The Pacers began this season with no crowd whatsoever before 1,000 fans started being allowed in late January. In March, Marion County Health Department approved Bankers Life Fieldhouse for 25 percent of capacity, or approximately 4,500 fans. However, team management decided to cap it at 3,000 as a precautionary measure. Needless to say, the atmosphere just hasn’t been the same.
Of course, the situation is similar for every franchise in the association. You can’t simply blame the coronavirus as the entire cause of Indiana’s home failures. After all, the Utah Jazz are 31-5 at home (compared to 19-15 on the road); the Philadelphia 76ers are 27-7 at home (20-15 on the road); the Brooklyn Nets are 26-8 at home (20-16 on the road); the Phoenix Suns are 26-9 at home (22-12 on the road); the Atlanta Hawks are 23-11 at home (16-20 on the road). This means that when it comes to home matches, many an NBA best bet has gone the way of Indiana’s opponents this season.

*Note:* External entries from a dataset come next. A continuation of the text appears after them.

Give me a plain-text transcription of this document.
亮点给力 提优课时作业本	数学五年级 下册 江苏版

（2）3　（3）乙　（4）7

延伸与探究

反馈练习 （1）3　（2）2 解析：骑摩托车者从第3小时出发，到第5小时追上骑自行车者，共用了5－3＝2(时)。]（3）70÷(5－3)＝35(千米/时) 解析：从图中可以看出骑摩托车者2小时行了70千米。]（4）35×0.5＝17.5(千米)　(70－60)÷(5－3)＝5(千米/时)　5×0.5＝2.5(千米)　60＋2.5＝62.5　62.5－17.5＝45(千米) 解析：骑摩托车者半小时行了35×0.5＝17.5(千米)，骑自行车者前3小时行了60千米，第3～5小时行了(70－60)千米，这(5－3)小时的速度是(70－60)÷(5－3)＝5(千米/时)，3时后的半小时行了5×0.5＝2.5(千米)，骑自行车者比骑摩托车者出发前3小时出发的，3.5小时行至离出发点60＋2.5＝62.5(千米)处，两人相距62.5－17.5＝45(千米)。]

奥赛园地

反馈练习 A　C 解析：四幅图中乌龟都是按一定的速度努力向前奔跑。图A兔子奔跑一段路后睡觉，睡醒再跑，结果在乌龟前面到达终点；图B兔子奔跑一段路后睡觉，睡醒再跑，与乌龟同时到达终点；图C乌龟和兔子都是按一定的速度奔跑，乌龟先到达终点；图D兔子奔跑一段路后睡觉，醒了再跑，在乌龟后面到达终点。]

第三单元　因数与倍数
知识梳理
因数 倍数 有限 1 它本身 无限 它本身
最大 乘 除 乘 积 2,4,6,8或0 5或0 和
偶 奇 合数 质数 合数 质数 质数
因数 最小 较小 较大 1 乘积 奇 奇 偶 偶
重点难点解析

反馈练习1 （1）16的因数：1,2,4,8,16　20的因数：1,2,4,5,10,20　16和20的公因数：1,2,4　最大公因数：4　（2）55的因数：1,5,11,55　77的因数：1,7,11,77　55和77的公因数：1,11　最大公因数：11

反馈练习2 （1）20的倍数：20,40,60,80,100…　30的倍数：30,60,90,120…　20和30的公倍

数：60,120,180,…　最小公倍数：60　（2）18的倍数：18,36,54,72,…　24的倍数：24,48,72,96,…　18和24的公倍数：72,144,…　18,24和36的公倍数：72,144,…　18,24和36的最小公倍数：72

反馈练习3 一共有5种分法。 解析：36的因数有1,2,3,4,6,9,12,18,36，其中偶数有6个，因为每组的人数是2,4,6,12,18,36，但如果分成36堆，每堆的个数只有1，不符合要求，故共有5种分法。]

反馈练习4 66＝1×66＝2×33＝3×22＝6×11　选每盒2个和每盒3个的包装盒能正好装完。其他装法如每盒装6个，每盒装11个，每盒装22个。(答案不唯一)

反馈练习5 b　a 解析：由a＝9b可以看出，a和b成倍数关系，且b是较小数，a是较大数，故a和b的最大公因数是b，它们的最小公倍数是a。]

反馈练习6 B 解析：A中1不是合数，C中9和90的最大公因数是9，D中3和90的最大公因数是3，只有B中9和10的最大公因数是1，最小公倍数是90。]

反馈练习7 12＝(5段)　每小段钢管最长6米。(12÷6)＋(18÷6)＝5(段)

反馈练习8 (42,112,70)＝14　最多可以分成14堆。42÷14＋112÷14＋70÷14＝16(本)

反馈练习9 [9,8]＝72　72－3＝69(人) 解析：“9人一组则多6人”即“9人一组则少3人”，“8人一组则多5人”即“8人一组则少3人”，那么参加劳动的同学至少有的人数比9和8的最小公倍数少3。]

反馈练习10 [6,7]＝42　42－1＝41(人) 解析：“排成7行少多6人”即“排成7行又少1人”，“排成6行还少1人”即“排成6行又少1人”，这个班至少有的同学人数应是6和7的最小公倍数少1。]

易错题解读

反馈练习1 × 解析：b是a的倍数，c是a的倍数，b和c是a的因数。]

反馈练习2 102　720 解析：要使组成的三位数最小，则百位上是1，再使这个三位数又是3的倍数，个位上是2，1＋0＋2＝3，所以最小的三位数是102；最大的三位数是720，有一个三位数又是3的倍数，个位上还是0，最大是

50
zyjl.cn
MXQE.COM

For reasons beyond the lack of fans, the Pacers have been a problem inside their own friendly confines. They just have not been able to generate enthusiasm on their own while playing in a tempered atmosphere.
First-year head coach Nate Bjorkgren replaced Nate McMillman (who is currently working wonders as interim head coach in Atlanta) and nothing about Bjorkgren’s tenure so far has been positive. Reports have surfaced that there is locker-room friction between players and coach, and the lack of on-court chemistry seems to confirm such ideas.
It doesn’t help that the overall franchise morale has decreased in recent years with the departures of all-stars Paul George and Victor Oladipo. It has to be said that the Pacers did not get a whole lot in return for George and Oladipo, either. Add in more than a few injuries (T.J. Warren has played only four games this season, for example) and this particular Indiana squad just hasn’t been able to gel.
The Pacers actually play quite well when they are able to get away from it all, as they have gone on the road to the tune of a solid 20-15 away record.
At home, though, things are bad and may get worse. The Pacers may not be an NBA pick you want to make on Thursday given their home woes and the fact that Milwaukee is bidding for a top-two seed in the East. Incentive is there for the Bucks to win, and the Los Angeles Lakers will be similarly motivated when they visit Indiana on Saturday. LeBron James and company are currently seventh in the West but are mathematically alive to avoid the play-in tournament.